Insurance Glossary

Balance Billing – The amount of a claim you are liable for due to care you receive out of network, since your insurance company has no contract with them, or the amount not covered by your plan.

Coinsurance – The percentage you pay for covered services after you meet your deductible. (See How Deductibles and Coinsurance Work on the FAQ page)

Copayment – “Copay” – A fixed-dollar amount that is payable at the time a covered service is provided, such as a doctor’s appointment or Emergency Room visit.

Deductible – The annual amount you pay for covered services before your health insurance plan pays for all or part of the remaining covered services. (See How Deductibles and Coinsurance Work on the FAQ page)

Dependent – A person (a spouse or a child) other than the subscriber/primary insured who is covered under a health insurance plan.

Network – The facilities, doctors and other health care professionals who have agreed to offer care to a plan’s members at a specified (lower) cost. Use of a provider that is not in-network can result in more expense including higher deductibles, coinsurance and balance billing (paying the part billed by the provider that the insurance company won’t pay)

  • In-Network – Refers to the use of providers who participate in the health plan’s provider network. Many benefit plans encourage enrollees to use participating (in-network) providers to reduce the enrollee’s out-of-pocket expense.
  • Out-of-Network – Services performed by a provider who has not signed a contract with the member’s health plan to be part of a provider network.

Pre-Existing Condition – A condition, disease, illness or injury for which medical advice, diagnosis, care or treatment was received or recommended within a specified time period prior to enrolling in a health plan. Pregnancy and genetic information are not considered pre-existing conditions. The new health plans for 2014 do not exclude pre-existing conditions.

Premium – The amount paid to keep an insurance policy active. This term is used in most types of insurance contracts.

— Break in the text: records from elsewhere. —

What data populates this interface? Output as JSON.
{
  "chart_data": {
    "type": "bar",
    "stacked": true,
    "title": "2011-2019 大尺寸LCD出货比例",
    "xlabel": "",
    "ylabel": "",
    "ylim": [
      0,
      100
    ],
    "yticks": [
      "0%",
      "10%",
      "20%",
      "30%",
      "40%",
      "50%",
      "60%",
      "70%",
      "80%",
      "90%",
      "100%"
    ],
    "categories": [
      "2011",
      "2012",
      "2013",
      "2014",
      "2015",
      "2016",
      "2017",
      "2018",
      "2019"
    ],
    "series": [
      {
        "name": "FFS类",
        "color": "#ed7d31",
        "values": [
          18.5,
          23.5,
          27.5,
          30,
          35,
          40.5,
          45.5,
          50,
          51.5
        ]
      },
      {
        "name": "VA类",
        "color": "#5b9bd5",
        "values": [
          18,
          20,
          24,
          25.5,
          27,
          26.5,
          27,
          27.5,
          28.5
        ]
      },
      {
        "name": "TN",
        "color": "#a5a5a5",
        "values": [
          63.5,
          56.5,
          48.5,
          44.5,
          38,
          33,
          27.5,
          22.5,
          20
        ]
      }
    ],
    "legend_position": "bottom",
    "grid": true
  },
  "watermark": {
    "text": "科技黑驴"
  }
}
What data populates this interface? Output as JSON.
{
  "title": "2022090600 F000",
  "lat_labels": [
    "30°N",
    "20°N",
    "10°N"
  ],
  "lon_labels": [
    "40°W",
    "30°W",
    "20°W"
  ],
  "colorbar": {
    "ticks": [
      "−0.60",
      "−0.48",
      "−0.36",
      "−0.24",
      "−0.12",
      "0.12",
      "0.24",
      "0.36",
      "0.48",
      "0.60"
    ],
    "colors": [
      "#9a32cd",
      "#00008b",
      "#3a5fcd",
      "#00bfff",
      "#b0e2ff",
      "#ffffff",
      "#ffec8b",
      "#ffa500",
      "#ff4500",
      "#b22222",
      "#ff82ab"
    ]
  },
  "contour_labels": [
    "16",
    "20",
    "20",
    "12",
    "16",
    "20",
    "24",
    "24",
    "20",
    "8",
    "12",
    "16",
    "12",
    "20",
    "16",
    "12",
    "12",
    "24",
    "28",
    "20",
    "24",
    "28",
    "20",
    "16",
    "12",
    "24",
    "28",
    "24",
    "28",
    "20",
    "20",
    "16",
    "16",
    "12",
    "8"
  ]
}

Preventive Care – Medical services related to the prevention of disease, provided by or upon the direction of a doctor or other provider.

Primary Care Physician (PCP) – A doctor selected by the member to be the first physician contacted for any medical problem. The doctor acts as the member’s regular physician and coordinates any other care the member needs, such as a visit to a specialist or hospitalization.

Provider – A hospital, non-hospital facility, doctor or other provider, accredited, licensed or certified where required in the state of practice, performing within the scope of license or certification. All services performed must be within the scope of license or certification to be eligible for reimbursement.

Provider Network – A set of providers contracted with a health plan to provide services to the enrollees. Many affordable health insurance plans use a provider network to help control costs.